他感觉自已脸上那张伪善的面具,被何雨柱这一层层地扒了下来,露出了
但他不能认输。
他要是认了,这几十年经营的人设就全崩了。
“柱子!你……你这是误会!”
易中海强撑着最后一点气势,往前走了一步,摆出一副痛心疾首的长者模样。
“当时我不知道你病得那么重啊!我要是知道,我能不管你吗?”
“再说了,老太太年纪大了,耳朵背,腿脚不好,她不知道这事儿也情有可原啊!”
“你怎么能拿这种猜测,来揣度大家的好意呢?”
易中海越说越觉得自已有理,腰杆子稍微挺直了一些。
“柱子,做人不能这么极端。”
“咱们是一个大院的,是集体。

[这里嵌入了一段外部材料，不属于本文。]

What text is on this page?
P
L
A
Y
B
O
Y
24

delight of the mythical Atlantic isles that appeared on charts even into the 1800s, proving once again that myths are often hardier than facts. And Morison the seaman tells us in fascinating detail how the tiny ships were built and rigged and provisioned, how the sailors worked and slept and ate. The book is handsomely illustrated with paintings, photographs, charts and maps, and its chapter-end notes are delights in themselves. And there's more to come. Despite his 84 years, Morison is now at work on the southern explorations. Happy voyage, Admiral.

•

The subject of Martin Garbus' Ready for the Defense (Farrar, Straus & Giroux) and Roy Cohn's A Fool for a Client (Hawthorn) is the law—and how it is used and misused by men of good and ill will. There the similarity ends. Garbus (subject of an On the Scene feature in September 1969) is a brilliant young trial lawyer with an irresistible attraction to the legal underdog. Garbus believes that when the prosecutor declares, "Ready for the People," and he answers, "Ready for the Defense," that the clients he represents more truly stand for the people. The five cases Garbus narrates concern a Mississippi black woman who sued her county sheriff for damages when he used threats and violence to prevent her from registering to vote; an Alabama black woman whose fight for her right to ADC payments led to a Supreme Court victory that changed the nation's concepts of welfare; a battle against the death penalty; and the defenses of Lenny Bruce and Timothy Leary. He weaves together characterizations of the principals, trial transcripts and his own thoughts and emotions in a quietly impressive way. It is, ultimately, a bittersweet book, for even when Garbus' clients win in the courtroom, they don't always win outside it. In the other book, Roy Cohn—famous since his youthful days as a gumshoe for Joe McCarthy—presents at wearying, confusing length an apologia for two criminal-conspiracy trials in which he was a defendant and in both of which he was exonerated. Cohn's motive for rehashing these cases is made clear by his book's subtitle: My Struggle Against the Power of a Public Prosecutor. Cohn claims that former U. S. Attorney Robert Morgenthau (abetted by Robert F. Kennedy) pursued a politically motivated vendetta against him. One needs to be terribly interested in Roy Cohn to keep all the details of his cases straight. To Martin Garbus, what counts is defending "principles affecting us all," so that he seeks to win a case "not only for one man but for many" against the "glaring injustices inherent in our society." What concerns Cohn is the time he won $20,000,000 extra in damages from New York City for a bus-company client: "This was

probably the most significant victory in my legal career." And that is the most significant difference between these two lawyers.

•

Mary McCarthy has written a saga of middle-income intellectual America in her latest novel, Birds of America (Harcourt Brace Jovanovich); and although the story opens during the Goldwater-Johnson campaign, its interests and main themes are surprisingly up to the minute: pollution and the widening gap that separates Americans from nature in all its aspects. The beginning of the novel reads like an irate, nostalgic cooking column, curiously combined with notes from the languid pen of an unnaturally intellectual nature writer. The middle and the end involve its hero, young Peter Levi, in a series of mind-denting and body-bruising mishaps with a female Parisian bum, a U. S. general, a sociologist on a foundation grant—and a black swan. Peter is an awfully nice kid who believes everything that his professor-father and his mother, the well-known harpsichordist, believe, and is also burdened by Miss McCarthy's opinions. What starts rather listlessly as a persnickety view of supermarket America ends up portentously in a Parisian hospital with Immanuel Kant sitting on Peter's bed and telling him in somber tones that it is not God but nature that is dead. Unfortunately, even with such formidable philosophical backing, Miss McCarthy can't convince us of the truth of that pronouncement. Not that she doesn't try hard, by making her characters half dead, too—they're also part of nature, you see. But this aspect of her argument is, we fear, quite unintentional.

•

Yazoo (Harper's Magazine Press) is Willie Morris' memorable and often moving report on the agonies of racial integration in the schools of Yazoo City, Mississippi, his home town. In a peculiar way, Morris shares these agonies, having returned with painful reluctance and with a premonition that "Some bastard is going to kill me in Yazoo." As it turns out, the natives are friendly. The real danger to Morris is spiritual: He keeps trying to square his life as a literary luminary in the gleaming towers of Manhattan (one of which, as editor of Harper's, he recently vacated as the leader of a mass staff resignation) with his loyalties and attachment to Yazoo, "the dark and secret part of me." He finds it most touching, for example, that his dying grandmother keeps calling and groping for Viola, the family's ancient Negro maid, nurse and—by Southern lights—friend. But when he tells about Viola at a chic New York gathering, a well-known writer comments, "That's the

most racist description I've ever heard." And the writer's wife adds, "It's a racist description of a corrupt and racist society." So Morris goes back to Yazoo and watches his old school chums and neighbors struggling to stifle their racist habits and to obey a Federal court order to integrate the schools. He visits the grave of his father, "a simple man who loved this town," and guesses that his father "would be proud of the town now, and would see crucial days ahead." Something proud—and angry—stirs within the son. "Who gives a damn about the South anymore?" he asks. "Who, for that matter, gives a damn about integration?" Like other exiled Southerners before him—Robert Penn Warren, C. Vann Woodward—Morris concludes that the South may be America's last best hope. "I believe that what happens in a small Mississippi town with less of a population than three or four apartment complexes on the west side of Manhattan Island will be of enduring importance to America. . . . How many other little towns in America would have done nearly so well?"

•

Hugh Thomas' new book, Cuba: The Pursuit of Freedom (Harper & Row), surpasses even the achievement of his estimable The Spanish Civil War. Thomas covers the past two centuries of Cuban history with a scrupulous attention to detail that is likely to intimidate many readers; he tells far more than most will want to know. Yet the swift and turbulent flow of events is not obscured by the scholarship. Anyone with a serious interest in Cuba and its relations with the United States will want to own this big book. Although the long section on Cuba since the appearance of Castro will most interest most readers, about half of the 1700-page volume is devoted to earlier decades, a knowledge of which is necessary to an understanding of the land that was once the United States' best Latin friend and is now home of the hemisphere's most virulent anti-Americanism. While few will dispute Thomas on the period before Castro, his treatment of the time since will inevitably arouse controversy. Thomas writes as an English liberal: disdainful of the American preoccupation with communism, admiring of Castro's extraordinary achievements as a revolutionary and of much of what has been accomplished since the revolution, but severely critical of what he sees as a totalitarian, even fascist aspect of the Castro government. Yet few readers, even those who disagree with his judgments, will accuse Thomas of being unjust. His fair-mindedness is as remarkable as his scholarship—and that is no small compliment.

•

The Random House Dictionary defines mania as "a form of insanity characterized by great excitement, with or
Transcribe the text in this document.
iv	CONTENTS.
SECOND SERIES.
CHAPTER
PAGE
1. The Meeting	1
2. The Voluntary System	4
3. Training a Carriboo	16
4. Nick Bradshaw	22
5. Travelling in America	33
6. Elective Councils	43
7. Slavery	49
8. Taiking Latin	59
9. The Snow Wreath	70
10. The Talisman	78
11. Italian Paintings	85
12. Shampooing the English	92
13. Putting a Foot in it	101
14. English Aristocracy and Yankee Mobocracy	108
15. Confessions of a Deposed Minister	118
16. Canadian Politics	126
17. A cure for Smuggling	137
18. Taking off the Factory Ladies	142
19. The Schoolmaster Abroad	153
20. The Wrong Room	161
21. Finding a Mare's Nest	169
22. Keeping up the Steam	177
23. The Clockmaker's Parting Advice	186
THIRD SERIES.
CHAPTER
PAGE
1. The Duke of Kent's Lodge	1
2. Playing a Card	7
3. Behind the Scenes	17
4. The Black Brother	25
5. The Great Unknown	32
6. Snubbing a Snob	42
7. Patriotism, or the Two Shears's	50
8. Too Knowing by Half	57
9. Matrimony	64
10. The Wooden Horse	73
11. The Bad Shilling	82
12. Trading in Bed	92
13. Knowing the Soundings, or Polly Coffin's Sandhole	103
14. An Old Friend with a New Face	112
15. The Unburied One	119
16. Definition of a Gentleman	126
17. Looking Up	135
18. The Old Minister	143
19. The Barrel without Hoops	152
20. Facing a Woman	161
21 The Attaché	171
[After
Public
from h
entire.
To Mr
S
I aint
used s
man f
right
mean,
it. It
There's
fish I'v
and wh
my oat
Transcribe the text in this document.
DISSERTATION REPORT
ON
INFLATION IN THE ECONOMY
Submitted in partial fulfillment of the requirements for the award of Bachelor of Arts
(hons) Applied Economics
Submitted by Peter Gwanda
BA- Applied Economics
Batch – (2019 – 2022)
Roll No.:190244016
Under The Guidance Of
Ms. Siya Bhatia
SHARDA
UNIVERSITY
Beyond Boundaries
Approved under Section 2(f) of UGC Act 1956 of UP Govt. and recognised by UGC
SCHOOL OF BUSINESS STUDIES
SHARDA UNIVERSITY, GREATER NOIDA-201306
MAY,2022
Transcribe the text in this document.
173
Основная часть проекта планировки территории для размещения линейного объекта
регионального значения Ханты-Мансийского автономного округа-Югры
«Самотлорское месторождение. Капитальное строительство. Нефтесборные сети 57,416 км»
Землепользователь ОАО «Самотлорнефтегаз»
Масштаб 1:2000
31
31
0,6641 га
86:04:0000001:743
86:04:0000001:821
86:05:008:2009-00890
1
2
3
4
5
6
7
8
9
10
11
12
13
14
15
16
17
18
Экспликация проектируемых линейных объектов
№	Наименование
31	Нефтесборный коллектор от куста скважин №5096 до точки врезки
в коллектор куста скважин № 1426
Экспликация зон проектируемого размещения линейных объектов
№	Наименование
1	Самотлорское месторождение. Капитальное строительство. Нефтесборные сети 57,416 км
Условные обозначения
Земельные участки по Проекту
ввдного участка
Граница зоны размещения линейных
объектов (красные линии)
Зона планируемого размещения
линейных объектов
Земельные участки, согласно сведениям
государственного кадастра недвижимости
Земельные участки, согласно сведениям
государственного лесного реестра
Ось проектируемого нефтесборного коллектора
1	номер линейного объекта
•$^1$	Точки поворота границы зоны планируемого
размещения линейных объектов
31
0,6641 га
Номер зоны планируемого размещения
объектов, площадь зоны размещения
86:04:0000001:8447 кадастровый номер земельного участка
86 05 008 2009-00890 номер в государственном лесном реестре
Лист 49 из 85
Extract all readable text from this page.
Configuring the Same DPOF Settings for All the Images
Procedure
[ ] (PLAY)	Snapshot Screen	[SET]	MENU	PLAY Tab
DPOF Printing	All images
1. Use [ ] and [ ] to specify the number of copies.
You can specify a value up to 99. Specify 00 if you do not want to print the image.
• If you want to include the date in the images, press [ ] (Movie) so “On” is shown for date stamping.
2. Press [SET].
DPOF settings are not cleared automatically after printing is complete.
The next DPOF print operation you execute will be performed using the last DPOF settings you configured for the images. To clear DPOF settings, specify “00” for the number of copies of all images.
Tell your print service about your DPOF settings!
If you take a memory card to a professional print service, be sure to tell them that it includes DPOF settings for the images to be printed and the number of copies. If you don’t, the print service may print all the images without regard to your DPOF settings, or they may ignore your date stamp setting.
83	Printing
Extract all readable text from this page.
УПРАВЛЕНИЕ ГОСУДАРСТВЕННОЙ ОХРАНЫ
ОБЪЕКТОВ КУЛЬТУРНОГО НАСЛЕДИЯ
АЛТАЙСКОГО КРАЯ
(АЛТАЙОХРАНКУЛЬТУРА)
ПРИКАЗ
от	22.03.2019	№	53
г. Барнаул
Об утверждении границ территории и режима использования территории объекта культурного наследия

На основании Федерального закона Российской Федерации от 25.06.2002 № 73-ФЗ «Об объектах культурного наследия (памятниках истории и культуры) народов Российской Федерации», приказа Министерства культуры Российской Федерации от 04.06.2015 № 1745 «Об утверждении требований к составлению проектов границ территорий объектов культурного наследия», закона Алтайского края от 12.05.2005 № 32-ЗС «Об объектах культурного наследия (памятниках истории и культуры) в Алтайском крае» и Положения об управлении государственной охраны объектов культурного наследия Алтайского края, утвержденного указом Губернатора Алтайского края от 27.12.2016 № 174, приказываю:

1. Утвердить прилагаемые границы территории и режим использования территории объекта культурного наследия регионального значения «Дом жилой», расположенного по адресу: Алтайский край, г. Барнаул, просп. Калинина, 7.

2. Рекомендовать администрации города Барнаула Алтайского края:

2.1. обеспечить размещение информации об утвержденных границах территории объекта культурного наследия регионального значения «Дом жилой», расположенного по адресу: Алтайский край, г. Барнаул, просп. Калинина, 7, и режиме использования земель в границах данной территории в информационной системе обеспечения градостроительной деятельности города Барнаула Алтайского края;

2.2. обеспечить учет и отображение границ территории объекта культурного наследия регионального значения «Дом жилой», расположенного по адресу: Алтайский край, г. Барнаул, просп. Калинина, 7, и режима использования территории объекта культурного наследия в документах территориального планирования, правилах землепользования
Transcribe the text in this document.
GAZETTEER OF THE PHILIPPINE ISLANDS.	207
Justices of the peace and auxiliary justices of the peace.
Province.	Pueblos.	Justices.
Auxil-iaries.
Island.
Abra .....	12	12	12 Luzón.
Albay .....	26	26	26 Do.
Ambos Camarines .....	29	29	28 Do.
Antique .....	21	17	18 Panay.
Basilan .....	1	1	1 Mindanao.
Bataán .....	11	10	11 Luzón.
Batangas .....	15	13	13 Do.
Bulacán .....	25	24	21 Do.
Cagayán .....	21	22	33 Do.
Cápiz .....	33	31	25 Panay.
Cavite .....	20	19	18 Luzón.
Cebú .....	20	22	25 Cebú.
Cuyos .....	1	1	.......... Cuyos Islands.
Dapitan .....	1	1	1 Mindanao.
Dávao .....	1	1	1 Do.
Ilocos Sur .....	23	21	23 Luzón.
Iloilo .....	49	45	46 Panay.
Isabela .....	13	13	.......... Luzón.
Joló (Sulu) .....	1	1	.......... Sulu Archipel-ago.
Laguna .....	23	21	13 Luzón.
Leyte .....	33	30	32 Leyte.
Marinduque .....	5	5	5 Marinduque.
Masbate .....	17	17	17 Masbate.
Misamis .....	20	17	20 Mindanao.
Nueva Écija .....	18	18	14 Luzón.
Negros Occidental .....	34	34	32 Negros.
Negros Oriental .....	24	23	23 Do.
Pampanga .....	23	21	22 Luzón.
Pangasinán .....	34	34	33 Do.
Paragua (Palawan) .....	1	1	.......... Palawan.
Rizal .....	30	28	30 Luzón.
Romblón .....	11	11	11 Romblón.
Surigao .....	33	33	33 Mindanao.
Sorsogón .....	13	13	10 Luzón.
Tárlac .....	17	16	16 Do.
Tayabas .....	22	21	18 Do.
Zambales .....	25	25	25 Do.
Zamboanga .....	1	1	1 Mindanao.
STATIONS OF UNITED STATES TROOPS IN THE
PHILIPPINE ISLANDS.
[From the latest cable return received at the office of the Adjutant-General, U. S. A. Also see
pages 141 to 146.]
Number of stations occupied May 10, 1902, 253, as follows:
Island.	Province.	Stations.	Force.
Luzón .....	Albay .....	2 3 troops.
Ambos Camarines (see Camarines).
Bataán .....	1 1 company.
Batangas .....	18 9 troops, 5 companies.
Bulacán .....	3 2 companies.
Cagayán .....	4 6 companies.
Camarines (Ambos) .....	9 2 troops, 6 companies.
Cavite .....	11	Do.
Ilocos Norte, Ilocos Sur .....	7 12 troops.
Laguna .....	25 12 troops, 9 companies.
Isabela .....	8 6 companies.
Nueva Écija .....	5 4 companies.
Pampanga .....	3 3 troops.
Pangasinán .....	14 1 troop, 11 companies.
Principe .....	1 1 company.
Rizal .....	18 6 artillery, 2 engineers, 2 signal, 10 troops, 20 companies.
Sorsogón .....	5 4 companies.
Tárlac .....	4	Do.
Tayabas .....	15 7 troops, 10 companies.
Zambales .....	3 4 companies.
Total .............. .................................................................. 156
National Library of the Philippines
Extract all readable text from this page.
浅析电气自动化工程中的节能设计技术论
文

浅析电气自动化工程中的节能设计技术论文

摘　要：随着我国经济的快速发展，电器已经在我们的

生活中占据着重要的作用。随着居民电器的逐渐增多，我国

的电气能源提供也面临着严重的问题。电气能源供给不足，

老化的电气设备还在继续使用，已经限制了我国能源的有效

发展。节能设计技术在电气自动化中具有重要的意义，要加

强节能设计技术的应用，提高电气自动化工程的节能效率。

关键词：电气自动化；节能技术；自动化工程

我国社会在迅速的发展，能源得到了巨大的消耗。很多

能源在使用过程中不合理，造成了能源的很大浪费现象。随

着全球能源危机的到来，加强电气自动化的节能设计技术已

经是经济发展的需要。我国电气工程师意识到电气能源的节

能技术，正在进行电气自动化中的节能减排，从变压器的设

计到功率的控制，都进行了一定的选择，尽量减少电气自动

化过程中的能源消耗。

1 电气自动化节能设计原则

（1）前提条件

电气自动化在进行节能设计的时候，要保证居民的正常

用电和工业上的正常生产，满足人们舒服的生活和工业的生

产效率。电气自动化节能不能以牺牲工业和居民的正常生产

你怎么能凭着一次生病,就把所有的情分都抹杀了呢?”
“你这样想,太偏激了!这是思想出了问题!”
“你有证据证明大家是故意的吗?你没有!你这就是在钻牛角尖!”
又是这一套。
道德大棒,思想教育。
把冷血无情说成是误会,把自私自利说成是疏忽。
何雨柱看着易中海那张还在不断张合的嘴,突然笑了。
笑得肆无忌惮。
“证据?”
何雨柱往前逼近一步,高大的身躯直接罩住了易中海,那股子滔天的煞气,压得易中海呼吸一窒。
“易中海,我是厨子,不是公安,更不是法官。”
“我不需要证据。”
他伸手指了指自已的心口。
“我只需要这里觉得恶心,就够了。”
“以前我是瞎了眼,把豺狼当亲人,把算计当情分。”
“但我现在醒了。”
“之前为贾家掏的钱,为您易中海冲锋陷阵得罪人,为老太太做的那些红烧肉……”
“就当我何雨柱上辈子欠你们的,给你们烧的纸钱!”
“从今儿起,咱们两清!”
说完,何雨柱再也不看这些令他作呕的面孔。
他转身拉起何雨水冰凉的小手,声音瞬间变得温柔无比。
“雨水,咱们回家。”
何雨水用力点了点头,擦干脸上的泪水,紧紧跟在哥哥身后。
一大一小两个身影,穿过那些神色各异的人群,穿过这满院的算计和凉薄,坚定地走向属于他们自已的家。
易中海僵在原地,看着那扇在他面前重重关上的房门。
那一声闷响,像是砸在他的心头。